School of Crop Sciences, University of Sydney, NSW, 2006.

This paper examines the residual value of N applied as urea to a previous year's crop of wheat grown on a red brown earth soil. The residual value is important where large amounts of fertilizer have been applied at sowing or at head emergence with no apparent increase in yield of that crop. Lack of response was attributed to a dry season after anthesis.


In 1987 N (0, 50, 100 kg/ha) was applied at sowing and a split application of 50/50 kg/ha made at sowing and at head emergence. The soil was analysed for extractable NO3- and NH4+ to a depth of 75 cm before sowing wheat (Hartog) in 1988.

Results and discussion

The total NO3- in the soil profile in the 50/50 and 100 kg/ha pretreatments was nearly double that detected in the 0 and 50 kg/ha pretreatments while the NH4+ content was higher only in soil which received the split application of urea (Table 1).

Grain yield, head number m-2, grain number and grain weight/head as well as grain protein were positively related to the initial NO3- levels (Table 1).

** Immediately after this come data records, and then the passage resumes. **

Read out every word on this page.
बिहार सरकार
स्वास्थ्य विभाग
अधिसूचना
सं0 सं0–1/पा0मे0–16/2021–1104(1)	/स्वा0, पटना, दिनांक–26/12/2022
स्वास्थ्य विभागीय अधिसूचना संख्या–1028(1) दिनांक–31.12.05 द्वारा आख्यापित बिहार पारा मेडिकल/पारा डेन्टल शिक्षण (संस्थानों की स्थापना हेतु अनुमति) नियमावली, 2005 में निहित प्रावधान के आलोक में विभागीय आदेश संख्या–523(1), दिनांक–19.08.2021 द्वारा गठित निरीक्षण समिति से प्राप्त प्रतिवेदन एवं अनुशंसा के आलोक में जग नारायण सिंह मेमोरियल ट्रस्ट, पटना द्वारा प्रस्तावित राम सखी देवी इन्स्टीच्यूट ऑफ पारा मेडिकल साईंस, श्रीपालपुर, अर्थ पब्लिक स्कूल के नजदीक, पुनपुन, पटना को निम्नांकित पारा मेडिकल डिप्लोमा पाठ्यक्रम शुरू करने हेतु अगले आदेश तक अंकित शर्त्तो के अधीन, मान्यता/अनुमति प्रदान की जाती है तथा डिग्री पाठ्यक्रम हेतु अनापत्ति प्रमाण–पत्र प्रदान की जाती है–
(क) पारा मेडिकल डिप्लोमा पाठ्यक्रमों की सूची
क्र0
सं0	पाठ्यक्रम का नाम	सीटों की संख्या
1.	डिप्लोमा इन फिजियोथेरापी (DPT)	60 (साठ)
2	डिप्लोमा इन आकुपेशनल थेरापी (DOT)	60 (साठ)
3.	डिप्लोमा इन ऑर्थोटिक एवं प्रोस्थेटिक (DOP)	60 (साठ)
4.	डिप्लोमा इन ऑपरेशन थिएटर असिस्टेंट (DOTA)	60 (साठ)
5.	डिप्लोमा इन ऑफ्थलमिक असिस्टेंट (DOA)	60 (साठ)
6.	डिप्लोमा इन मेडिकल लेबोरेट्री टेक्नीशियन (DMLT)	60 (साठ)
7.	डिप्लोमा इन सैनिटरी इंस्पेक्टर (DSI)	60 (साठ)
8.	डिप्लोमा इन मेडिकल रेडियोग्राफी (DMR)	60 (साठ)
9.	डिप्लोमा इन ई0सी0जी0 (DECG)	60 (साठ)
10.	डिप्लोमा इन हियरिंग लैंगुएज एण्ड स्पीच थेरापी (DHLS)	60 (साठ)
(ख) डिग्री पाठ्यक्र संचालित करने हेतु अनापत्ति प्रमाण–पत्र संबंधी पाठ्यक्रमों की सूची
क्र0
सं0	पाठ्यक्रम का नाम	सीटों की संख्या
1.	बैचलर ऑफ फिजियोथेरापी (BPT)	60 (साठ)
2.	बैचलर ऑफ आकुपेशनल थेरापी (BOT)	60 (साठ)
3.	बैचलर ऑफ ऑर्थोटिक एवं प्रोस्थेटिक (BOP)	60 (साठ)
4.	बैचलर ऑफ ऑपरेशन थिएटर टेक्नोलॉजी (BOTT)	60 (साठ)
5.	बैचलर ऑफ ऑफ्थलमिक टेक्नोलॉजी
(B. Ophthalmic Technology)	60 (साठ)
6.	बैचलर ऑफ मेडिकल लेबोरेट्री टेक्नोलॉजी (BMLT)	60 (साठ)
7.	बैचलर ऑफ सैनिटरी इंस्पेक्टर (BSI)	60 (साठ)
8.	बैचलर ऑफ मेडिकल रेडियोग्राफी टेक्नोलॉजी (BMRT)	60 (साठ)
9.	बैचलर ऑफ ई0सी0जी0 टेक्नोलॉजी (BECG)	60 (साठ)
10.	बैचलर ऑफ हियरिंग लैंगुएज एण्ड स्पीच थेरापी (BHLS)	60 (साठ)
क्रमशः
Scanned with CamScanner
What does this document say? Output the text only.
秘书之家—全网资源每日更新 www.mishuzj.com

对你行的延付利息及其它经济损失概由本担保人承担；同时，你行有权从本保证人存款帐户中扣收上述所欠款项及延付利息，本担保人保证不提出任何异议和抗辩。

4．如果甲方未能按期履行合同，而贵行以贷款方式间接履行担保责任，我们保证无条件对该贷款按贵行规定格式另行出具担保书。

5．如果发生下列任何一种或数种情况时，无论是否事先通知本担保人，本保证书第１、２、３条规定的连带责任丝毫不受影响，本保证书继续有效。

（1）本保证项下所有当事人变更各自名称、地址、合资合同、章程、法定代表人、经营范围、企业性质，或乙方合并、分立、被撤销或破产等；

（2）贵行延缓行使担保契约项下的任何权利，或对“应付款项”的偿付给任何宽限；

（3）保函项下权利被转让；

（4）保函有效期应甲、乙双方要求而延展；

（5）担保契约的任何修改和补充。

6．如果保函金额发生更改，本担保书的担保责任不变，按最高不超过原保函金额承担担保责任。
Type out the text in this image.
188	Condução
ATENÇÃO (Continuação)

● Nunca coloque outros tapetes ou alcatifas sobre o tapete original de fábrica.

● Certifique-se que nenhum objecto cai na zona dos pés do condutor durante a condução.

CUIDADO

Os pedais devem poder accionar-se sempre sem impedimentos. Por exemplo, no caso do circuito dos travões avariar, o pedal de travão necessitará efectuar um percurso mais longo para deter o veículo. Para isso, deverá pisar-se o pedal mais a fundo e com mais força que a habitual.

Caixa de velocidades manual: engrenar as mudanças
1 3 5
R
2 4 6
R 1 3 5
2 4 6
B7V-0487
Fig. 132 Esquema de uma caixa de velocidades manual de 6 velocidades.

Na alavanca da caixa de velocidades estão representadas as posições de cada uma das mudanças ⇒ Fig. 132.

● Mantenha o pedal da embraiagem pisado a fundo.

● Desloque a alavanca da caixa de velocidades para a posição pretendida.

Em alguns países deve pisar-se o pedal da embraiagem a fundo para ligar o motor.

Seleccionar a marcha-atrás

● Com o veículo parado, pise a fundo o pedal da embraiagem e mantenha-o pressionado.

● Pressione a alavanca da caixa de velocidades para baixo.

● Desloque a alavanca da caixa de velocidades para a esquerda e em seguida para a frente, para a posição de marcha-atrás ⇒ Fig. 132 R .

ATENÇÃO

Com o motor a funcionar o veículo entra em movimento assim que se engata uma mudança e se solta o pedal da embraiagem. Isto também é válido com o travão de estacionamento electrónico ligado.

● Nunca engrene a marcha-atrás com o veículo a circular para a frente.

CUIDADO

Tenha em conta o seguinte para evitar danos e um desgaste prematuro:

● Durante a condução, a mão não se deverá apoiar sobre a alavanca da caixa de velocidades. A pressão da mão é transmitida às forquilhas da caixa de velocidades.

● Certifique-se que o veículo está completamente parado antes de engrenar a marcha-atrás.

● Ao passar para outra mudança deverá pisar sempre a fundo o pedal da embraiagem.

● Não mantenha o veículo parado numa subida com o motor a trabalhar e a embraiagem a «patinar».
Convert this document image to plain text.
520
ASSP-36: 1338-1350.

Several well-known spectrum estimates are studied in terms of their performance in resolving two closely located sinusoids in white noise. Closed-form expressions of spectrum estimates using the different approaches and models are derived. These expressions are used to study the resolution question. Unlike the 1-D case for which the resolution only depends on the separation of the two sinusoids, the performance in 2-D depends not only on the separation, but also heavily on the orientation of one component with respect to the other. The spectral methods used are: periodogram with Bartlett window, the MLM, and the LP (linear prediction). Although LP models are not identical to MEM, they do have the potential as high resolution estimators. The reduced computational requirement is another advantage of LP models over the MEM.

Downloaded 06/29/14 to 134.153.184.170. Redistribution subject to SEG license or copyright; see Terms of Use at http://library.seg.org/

Table 1. Residual N and yield components of Hartog wheat.

The yield differences between treatments were attributed to an enhanced tiller production and survival rather than any attributes associated with individual heads (e.g. the product of seed size and number) as grain weight per head was similar in all treatments. This experiment showed that considerable amounts of residual mineral N can occur on a red brown earth soil. This residual N was available for the successive crop. However, the relatively low grain protein concentration in all treatments was an indication that some fertilizer N would still be required to achieve optimum N response in the crop.